Le parti libéral compte mettre en place un «Comité des sages» qui doit statuer sur l’«appartenance» au DP de son eurodéputée, qui s’est rendue coupable de harcèlement.
Le DP a fait marche arrière. Mardi dernier, le secrétaire général du parti libéral, Claude Lamberty, avait encore qualifié de «close» l’affaire Semedo. L’eurodéputée, élue en mai 2019, avait présenté 24 heures plus tôt ses excuses après avoir été sanctionnée par le président du Parlement européen, David Sassoli, pour harcèlement psychologique et moral de ses trois assistants, qui avaient démissionné en bloc en janvier 2020, soit à peine six mois après sa prise de fonction. Monica Semedo est suspendue de ses fonctions pour 15 jours et elle ne touchera aucune indemnité durant cette période.
Vendredi, le Premier ministre libéral, Xavier Bettel, avait clairement laissé entrevoir que l’affaire pourrait ne pas être classée sans suite. Le bureau exécutif du DP s’est finalement réuni lundi après-midi. Cet organe du parti comprend notamment la présidente Corinne Cahen, les ministres libéraux, y compris Xavier Bettel, mais aussi le président de la Chambre des députés, Fernand Etgen, et Charles Goerens, le deuxième eurodéputé du DP.
Après avoir entendu Monica Semedo, il a été décidé de soumettre, cette fois au comité exécutif (assemblée élargie du parti), la proposition de convoquer un «Comité des sages» qui doit statuer sur l’appartenance de l’eurodéputée au DP. En d’autres termes : Monica Semedo, déjà interdite de siéger au bureau exécutif, risque d’être exclue du parti libéral. Avec quelles conséquences à la clé? La réponse est pour l’instant très hypothétique. L’ancienne présentatrice de télévision pourrait démissionner. Mais elle peut tout aussi bien conserver son mandat pour siéger, le cas échéant, comme députée indépendante. «Le mandat n’appartient pas au parti, mais à Mme Semedo», avait précisé dès vendredi Xavier Bettel. Il avait toutefois ajouté qu’il revient à l’élue de «tirer ses conclusions. Je condamne fermement ce qui s’est passé.»
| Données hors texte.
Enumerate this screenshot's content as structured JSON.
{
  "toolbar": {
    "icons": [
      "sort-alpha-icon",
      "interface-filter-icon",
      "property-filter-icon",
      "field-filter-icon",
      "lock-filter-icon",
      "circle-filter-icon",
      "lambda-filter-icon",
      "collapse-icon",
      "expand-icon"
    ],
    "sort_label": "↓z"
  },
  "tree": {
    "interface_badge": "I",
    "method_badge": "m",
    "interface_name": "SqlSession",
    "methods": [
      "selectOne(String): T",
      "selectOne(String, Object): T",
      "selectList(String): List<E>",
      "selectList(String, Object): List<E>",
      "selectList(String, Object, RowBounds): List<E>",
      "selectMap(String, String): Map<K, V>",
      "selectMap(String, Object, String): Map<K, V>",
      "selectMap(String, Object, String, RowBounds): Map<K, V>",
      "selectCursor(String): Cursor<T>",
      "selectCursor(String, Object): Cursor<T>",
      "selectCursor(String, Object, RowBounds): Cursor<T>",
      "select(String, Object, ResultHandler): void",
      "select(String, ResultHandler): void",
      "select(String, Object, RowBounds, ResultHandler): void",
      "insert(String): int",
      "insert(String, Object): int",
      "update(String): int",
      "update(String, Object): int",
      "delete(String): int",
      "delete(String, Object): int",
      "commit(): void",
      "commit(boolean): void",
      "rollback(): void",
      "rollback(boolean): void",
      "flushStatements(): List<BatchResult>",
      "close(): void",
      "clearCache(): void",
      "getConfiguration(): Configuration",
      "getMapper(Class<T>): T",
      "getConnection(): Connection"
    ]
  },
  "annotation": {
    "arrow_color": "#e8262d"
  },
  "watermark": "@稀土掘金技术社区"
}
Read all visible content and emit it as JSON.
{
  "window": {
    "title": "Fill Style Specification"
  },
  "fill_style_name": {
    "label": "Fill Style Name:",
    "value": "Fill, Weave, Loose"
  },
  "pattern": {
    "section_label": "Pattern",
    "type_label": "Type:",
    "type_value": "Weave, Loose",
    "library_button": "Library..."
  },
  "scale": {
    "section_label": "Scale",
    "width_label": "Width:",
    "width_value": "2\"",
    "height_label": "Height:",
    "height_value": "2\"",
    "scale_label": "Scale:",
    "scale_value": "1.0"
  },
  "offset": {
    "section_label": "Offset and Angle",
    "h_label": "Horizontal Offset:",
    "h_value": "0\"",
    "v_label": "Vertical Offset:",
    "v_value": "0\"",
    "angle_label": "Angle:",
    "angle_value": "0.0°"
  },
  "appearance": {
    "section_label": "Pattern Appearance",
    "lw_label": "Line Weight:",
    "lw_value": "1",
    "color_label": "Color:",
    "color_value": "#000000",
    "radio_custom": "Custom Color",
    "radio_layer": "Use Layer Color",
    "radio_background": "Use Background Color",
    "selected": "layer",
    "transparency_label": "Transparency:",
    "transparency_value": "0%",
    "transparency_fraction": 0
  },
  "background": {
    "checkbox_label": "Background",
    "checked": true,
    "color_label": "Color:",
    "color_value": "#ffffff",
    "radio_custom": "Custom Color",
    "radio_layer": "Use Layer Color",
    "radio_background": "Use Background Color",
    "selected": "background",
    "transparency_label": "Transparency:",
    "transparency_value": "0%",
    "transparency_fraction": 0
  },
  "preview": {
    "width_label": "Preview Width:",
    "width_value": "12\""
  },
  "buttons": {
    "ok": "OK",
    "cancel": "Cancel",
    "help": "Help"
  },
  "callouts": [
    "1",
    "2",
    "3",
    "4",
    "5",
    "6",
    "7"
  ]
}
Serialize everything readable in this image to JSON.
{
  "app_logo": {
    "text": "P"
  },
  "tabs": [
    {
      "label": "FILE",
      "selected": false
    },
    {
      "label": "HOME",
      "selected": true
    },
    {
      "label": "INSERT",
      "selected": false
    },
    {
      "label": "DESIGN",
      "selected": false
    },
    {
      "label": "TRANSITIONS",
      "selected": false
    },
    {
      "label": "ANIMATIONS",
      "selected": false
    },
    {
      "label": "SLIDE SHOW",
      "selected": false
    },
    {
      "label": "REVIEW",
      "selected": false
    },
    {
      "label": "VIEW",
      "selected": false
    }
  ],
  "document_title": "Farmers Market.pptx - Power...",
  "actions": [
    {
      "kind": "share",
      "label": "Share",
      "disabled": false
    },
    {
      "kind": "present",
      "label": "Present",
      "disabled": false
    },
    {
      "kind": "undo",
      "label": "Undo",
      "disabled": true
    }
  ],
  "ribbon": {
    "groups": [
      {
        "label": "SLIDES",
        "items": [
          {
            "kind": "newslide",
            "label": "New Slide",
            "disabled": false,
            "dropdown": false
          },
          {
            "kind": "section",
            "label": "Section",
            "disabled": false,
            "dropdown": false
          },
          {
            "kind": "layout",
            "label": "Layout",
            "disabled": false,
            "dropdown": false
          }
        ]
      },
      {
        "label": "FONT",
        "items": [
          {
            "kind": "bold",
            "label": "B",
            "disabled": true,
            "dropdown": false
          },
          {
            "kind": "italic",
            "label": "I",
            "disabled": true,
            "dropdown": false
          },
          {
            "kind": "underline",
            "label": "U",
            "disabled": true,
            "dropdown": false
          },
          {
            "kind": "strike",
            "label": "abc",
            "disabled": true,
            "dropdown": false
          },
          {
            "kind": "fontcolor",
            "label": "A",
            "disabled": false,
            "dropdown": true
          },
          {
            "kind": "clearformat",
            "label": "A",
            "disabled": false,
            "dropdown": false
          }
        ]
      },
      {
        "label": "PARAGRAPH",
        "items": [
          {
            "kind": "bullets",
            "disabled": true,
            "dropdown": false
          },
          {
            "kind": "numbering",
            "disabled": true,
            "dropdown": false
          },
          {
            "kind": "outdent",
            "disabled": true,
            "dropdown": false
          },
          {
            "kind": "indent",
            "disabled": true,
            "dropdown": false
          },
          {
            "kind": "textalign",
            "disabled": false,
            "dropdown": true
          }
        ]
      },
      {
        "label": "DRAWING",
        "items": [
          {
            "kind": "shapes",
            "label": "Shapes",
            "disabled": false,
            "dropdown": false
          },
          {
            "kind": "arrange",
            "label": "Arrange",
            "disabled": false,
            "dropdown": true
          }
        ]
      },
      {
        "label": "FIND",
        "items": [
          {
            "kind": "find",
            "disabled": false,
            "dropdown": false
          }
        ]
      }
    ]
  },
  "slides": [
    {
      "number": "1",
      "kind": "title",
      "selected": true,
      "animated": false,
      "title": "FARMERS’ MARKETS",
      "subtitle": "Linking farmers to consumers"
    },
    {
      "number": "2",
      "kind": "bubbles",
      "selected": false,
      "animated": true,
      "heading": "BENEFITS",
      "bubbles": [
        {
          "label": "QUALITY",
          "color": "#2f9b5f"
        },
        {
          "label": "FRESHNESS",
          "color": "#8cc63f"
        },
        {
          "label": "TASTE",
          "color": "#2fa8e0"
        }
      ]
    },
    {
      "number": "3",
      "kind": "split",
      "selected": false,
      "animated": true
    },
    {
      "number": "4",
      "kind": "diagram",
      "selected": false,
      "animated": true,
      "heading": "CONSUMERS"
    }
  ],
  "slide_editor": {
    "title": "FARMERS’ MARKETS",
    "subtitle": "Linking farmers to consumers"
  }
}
En tout état de cause, la pression a nettement augmenté, lundi, sur Monica Semedo. Restée muette jusque-là, la présidente du DP, Corinne Cahen, a enfin pris la parole dans une vidéo diffusée sur les réseaux sociaux. «Il est inacceptable que des assistants subissent une telle pression», fustige la ministre de la Famille, soulignant haut et fort que son parti «se distancie de toute forme de harcèlement». «Tout membre et mandataire du DP se doit de respecter les statuts et les fondements libéraux de notre parti», enchaîne le secrétaire général, Claude Lamberty, bien plus offensif qu’au lendemain de l’annonce de la sanction prononcée contre Monica Semedo.
Si le DP fustige les actes de son eurodéputée, il ne lâche pas Monica Semedo sur le plan humain. «Un politicien est aussi un être humain. Il nous faut donc condamner les insultes racistes perpétrées contre Monica Semedo sur les réseaux sociaux. Le harcèlement ne peut pas être la réponse au mauvais comportement d’une personne», souligne Claude Lamberty.
Une réputation de «chef impossible»
Selon les échos en provenance de Bruxelles, Monica Semedo traînait derrière elle une réputation de «chef impossible», exigeant de ses collaborateurs une totale disponibilité. Il n’était pas rare qu’elle les dérange en pleine nuit et le ton employé n’était pas des plus cordiaux. «Je tiens (…) à présenter mes excuses à mes anciens collaborateurs. Depuis le début de mon mandat et comme toujours, j‘ai été exigeante envers moi et mon équipe, ce qui a malheureusement créé des tensions insurmontables, ce que je regrette», avait réagi l’élue libérale dans un communiqué diffusée lundi dernier.
Une autre source, bien renseignée sur le personnage, affirmait mercredi dans nos colonnes : «Qu’elle tire sa révérence. En presque deux ans, aucune manifestation ni idée politique, mais ce fut assez pour torturer les gens qui voulaient la mettre en mesure de fonctionner dans un endroit dont elle ne sait rien du tout. L’Europe en a aussi peu besoin que ses collaborateurs dévastés.»
«Cet incident et la réaction de la députée sont un exemple révélateur du fait que le harcèlement moral et les conséquences pour les victimes ne sont toujours pas pris au sérieux par certains», avaient également fustigé la semaine dernière les Femmes socialistes qui n’ont pas apprécié que le harcèlement devienne de simples «tensions» pour l’eurodéputée.